According to research published in The Lancet (13 June 1992), birth
without infused insulin and glucose remains rare. Some 87 per cent of
respondents (representing 128 of the UK's 218 health districts) routinely
use insulin and glucose drips, citing "standard practice" or supposed
"difficulty in managing without a drip". The report's authors are in no
doubt that drips are used simply for the convenience of hospital staff;
drips make for "ease of administration and simplicity of approach, and can
be used by staff who may not be experts in diabetes management." Just
2.3 per cent of respondents had ever elected to manage labour in eight
insulin dependent women without drips. (Instead, they used a regime of
4-6 hourly insulin injections and sips of glucose taken as necessary which
leaves the diabetic and her partner far more in control.) In all eight: "The
outcome of the pregnancy was a live delivery without major neonatal
problems."
In some hospitals it is still standard practice for the baby to be taken
away for 24 hours after birth for observation and to be tested for
hypoglycaemia. Dr Odent deplores this practice. "The best way for the
baby to avoid hypoglycaemia is for it to get plenty of colostrum as soon
as possible," he says. Again, you should check with your hospital whether
you will be able to keep your baby with you after the birth.
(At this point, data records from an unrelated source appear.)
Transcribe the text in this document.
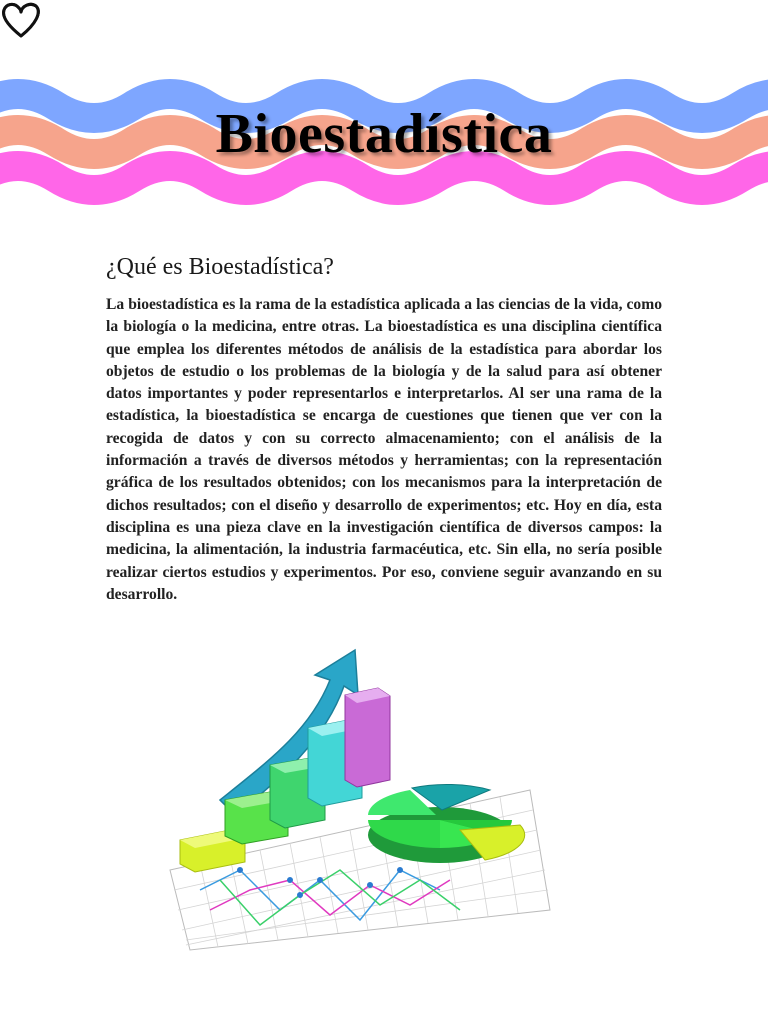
Bioestadística
¿Qué es Bioestadística?

La bioestadística es la rama de la estadística aplicada a las ciencias de la vida, como la biología o la medicina, entre otras. La bioestadística es una disciplina científica que emplea los diferentes métodos de análisis de la estadística para abordar los objetos de estudio o los problemas de la biología y de la salud para así obtener datos importantes y poder representarlos e interpretarlos. Al ser una rama de la estadística, la bioestadística se encarga de cuestiones que tienen que ver con la recogida de datos y con su correcto almacenamiento; con el análisis de la información a través de diversos métodos y herramientas; con la representación gráfica de los resultados obtenidos; con los mecanismos para la interpretación de dichos resultados; con el diseño y desarrollo de experimentos; etc. Hoy en día, esta disciplina es una pieza clave en la investigación científica de diversos campos: la medicina, la alimentación, la industria farmacéutica, etc. Sin ella, no sería posible realizar ciertos estudios y experimentos. Por eso, conviene seguir avanzando en su desarrollo.
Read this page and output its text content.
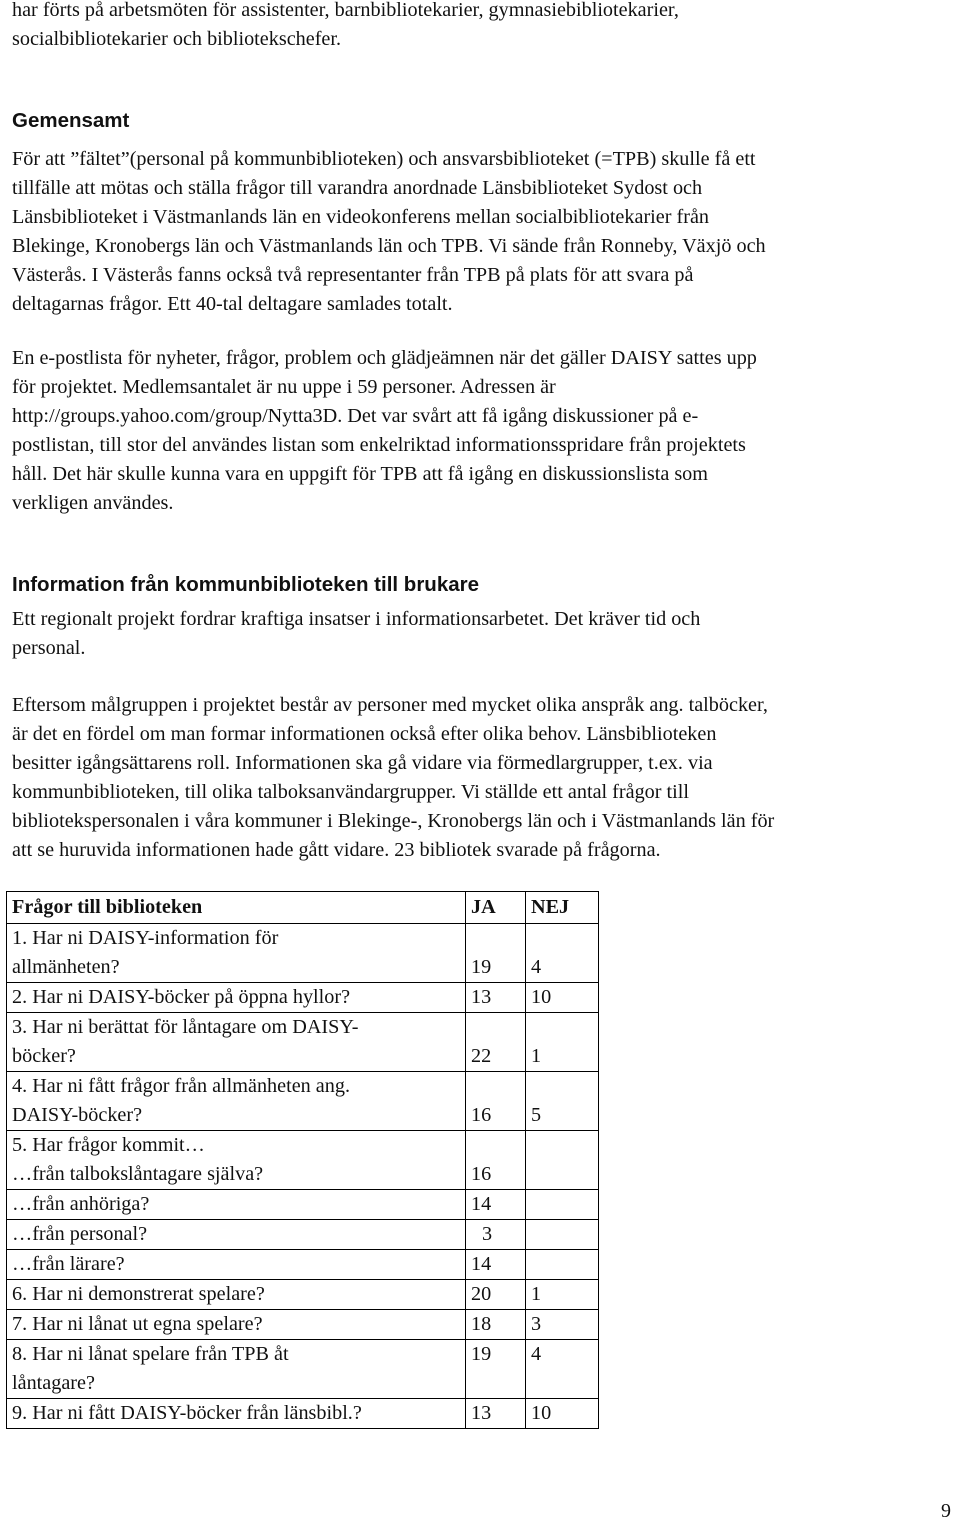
har förts på arbetsmöten för assistenter, barnbibliotekarier, gymnasiebibliotekarier,
socialbibliotekarier och bibliotekschefer.

Gemensamt

För att ”fältet”(personal på kommunbiblioteken) och ansvarsbiblioteket (=TPB) skulle få ett
tillfälle att mötas och ställa frågor till varandra anordnade Länsbiblioteket Sydost och
Länsbiblioteket i Västmanlands län en videokonferens mellan socialbibliotekarier från
Blekinge, Kronobergs län och Västmanlands län och TPB. Vi sände från Ronneby, Växjö och
Västerås. I Västerås fanns också två representanter från TPB på plats för att svara på
deltagarnas frågor. Ett 40-tal deltagare samlades totalt.

En e-postlista för nyheter, frågor, problem och glädjeämnen när det gäller DAISY sattes upp
för projektet. Medlemsantalet är nu uppe i 59 personer. Adressen är
http://groups.yahoo.com/group/Nytta3D. Det var svårt att få igång diskussioner på e-
postlistan, till stor del användes listan som enkelriktad informationsspridare från projektets
håll. Det här skulle kunna vara en uppgift för TPB att få igång en diskussionslista som
verkligen användes.

Information från kommunbiblioteken till brukare

Ett regionalt projekt fordrar kraftiga insatser i informationsarbetet. Det kräver tid och
personal.

Eftersom målgruppen i projektet består av personer med mycket olika anspråk ang. talböcker,
är det en fördel om man formar informationen också efter olika behov. Länsbiblioteken
besitter igångsättarens roll. Informationen ska gå vidare via förmedlargrupper, t.ex. via
kommunbiblioteken, till olika talboksanvändargrupper. Vi ställde ett antal frågor till
bibliotekspersonalen i våra kommuner i Blekinge-, Kronobergs län och i Västmanlands län för
att se huruvida informationen hade gått vidare. 23 bibliotek svarade på frågorna.

Frågor till biblioteken	JA	NEJ
1. Har ni DAISY-information för
allmänheten?	19	4
2. Har ni DAISY-böcker på öppna hyllor?	13	10
3. Har ni berättat för låntagare om DAISY-
böcker?	22	1
4. Har ni fått frågor från allmänheten ang.
DAISY-böcker?	16	5
5. Har frågor kommit…
…från talbokslåntagare själva?	16	
…från anhöriga?	14	
…från personal?	3	
…från lärare?	14	
6. Har ni demonstrerat spelare?	20	1
7. Har ni lånat ut egna spelare?	18	3
8. Har ni lånat spelare från TPB åt
låntagare?	19	4
9. Har ni fått DAISY-böcker från länsbibl.?	13	10

9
Unsaturated fats aid the action of prostaglandins as important cell
regulators during the birth process. They are essential in initiating the
process and in maintaining strong contractions which will expedite the
birth. Low insulin levels and saturated man made fats both have the effect
of inhibiting the working of prostaglandins. Diabetic mothers should eat
plenty of foods containing unsaturated fats corn oil, primrose oil, milk,
liver and kidney and avoid those containing man made fats, including
margarines. (Unsaturated fat also helps the baby's brain to grow.) Odent
also advises supplementing the diet with zinc, vitamin C, vitamin B and
magnesium.
Biography: Michel Odent, MD, has been influencing the history of
childbirth and health research for several decades. As a practitioner he
developed the maternity unit at Pithiviers Hospital in France in the 1960s
and 1970s. With six midwives, he was in charge of about one thousand
births a year and achieved excellent statistics with low rates of
intervention. Odent is familiarly known as the obstetrician who
introduced the concept of birthing pools and home-like birthing rooms.
His approach has been featured in eminent medical journals such as The
Lancet and in TV documentaries such as the BBC film Birth Reborn. After
his hospital career he practiced homebirths. Odent's 21st-century books
(The Scientification of Love, The Farmer and the Obstetrician and The
Caesarean) may be regarded as a trilogy. They raise urgent questions
about the future of our civilizations.